When a syscall is called by a userspace program, how does execution transfer back to kernelspace?

Question

I've been studying a lot about the ABI for x86-64, writing Assembly, and studying how the stack and heap work.

Given the following code:

#include <linux/seccomp.h>
#include <stdlib.h>
#include <unistd.h>

int main(int argc, char *argv[]) {
    // execute the seccomp syscall (could be any syscall)
    seccomp(...);

    return 0;
}

In Assembly for x86-64, this would do the following:

Align the stack pointer (as it's off by 8 bytes by default).
Setup registers and the stack for any arguments for the call seccomp.
Execute the following Assembly call seccomp.
When seccomp returns, it's likely the that the C will call exit(0) as far as I know.

I'd like to talk about what happens between step three and four above.

I currently have my stack for the currently running process with its own data in registers and on the stack. How does the userspace process turn over execution to the kernel? Does the kernel just pick up when the call is made and then push to and pop from the same stack?

I believe I heard somewhere that syscalls don't happen immediately but on certain CPU ticks or interrupts. Is this true? How does this happen, for example, on Linux?
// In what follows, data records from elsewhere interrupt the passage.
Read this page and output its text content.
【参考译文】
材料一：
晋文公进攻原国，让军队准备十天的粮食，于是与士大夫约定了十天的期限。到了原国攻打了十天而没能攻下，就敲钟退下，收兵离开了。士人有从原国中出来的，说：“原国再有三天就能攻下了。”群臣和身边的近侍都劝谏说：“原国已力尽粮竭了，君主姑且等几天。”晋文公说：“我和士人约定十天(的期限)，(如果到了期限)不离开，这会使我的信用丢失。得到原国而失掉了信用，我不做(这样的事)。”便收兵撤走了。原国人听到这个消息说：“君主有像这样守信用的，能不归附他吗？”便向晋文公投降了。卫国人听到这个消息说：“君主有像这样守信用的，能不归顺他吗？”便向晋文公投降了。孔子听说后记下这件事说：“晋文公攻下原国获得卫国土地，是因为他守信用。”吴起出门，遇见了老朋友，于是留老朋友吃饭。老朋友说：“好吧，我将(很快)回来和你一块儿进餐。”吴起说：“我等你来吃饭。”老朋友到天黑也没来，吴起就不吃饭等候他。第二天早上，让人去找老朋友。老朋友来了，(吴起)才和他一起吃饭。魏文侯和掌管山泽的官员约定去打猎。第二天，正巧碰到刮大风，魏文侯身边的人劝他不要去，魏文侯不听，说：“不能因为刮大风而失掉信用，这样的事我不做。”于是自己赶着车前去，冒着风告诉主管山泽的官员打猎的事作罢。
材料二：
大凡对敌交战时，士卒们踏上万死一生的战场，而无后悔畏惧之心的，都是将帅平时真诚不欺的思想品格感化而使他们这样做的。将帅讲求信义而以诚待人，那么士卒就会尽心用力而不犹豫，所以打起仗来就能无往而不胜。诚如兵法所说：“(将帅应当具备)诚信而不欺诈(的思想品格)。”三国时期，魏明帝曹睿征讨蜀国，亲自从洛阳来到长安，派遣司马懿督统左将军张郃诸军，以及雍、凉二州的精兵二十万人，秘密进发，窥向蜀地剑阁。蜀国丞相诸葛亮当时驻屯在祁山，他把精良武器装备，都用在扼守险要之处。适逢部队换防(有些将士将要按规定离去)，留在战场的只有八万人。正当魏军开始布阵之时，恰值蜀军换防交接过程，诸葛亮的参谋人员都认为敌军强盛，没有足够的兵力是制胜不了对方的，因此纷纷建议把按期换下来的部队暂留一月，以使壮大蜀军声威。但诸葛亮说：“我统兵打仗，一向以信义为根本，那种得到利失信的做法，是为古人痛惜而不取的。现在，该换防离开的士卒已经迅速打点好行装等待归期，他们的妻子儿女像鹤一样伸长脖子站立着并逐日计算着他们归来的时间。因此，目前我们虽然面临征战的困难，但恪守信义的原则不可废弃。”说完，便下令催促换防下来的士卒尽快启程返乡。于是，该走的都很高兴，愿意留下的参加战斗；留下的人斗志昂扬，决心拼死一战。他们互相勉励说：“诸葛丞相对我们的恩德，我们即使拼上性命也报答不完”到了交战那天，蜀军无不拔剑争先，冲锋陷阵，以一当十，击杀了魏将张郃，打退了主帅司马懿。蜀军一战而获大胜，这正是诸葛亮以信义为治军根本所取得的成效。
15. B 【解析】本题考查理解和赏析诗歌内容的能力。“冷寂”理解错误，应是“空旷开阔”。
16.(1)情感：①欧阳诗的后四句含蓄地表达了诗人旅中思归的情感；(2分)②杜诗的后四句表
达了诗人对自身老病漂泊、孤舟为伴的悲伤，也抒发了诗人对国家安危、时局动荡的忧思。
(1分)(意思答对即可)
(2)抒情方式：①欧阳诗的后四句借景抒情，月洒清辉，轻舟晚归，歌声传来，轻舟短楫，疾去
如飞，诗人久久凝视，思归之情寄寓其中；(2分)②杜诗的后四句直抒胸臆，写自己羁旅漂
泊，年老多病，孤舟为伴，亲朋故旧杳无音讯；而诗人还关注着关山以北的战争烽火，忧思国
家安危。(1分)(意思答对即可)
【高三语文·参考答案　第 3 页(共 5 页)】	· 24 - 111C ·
For a function call, you're correct. However, for a _system call_, no. The _function_ `seccomp()` will load up the arguments off the stack and into specific registers in a specific order, load the system call number for `seccomp` into `rax`, then execute the instruction `int 0x80`, `sysenter` or `syscall`. The CPU "traps" and hands control to the kernel, which executes an interrupt service routine that determines system call numbered `rax` was requested and performs it. The kernel reports the return value in `rax` when it returns control to the process. — Iwillnotexist Idonotexist, Mar 31 '16 at 03:38
@IwillnotexistIdonotexist Excellent reply, should be an answer! — Naftuli Kay, Mar 31 '16 at 03:45
Also @IwillnotexistIdonotexist, is there a delay between the syscall and the kernel beginning to execute or is the context switch pretty seamless? ie do I have to wait for a timer/tick to fire on the CPU for the kernel to wake up and attempt to do things or will it begin execution immediately at where the syscall was called? — Naftuli Kay, Mar 31 '16 at 03:50
@PeterCordes gave an excellent elaboration of my comment. And as he points out, the CPU doesn't wait to the next tick. If a CPU is interrupted, it services the interrupt as fast as possible (within a few hundred cycles due to context switching). The difference is that a program can voluntarily interrupt itself with a `syscall` instruction, or a timer can involuntarily interrupt the execution of a program to hand control to the kernel. The kernel sets up this timer for the express purpose of intervening at regular intervals to share CPU time slices amongst processes — Iwillnotexist Idonotexist, Mar 31 '16 at 17:17
Excellent. Thank you for your response. My next question might involve what context switching is :) — Naftuli Kay, Mar 31 '16 at 17:19
Ah, now that involves 1) Jumping to the ISR that handles syscalls 2) Saving all of the dozens of register values of the thread into a book-keeping structure and 3) Substituting them with the kernel thread's register values. Then afterwards the system call's implementation is invoked, runs, returns, and the reverse process is followed to switch back to user mode, except that `rax`'s value is deliberately replaced with the return code of the syscall. This is expected by the user-mode process and is part of the ABI (the contract or promise) between user and kernel modes. — Iwillnotexist Idonotexist, Mar 31 '16 at 17:34
@IwillnotexistIdonotexist: The user->kernel transition during a syscall does save user-space registers, but there's no separate kernel thread to switch to and restore registers from. The kernel entry-point code does modify RSP to point at this thread's kernel stack, but other registers are left holding the syscall args, or garbage, when the entry-point asm runs a CALL instruction to invoke the C syscall handling code. See [the source in `arch/x86/entry/entry_64.S`](https://github.com/torvalds/linux/blob/master/arch/x86/entry/entry_64.S#L105) — Peter Cordes, Nov 06 '16 at 13:13

score 7 · Accepted Answer · edited May 23 '17 at 12:01

syscalls don't happen immediately but on certain CPU ticks or interrupts

Totally wrong. The CPU doesn't just sit there doing nothing until a timer interrupt. On most architectures, including x86-64, switching to kernel mode takes tens to hundreds of cycles, but not because the CPU is waiting for anything. It's just a slow operation.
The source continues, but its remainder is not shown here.